- Mixed Euro Zone PMI Amid Robust Services Sector
- ECB Rate Hike Chatter Underpins the Euro
- EUR/GBP Eying YTD Peak on Weak UK Services PMI
Main Point: Overall a relatively mixed set of flash Euro Zone PMI figures with the majority missing expectations. However, growth remained robust amid support from the services sector, while weakness appears concentrated in the manufacturing sector. As it stands, the PMI data signals Q2 growth at a modest 0.6%, although momentum is likely to slow as the cost of living squeeze weighs on the services sector, meanwhile spillover risks from a soft manufacturing sector is also a concern.
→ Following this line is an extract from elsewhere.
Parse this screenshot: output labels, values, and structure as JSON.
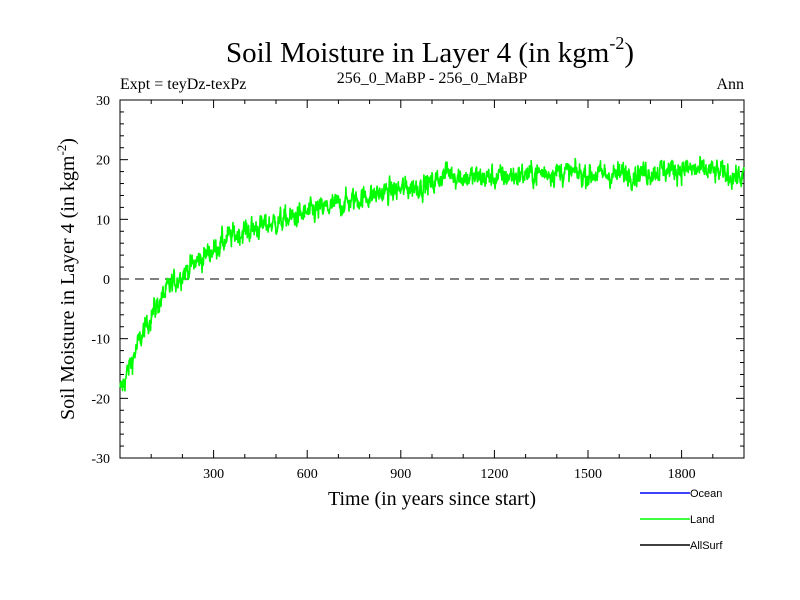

Eurozone PMI Signals Robust Growth Despite Slowing Momentum
Market Reaction: In reaction to the mixed set of PMI figures, the Euro is relatively unchanged as the single currency maintains a foothold above the 1.07 handle. Two catalysts have remained a key driver for the Euro’s strength. Firstly, ECB President Lagarde had near enough pre-committed to an exit of negative interest rate policy by the end of Q3. While talk of the US potentially mulling a rollback of China tariffs to ease inflationary pressures had also benefitted the Euro. Elsewhere, EUR/GBP is eying a return to the YTD high of 0.8619 after a shocking UK services PMI.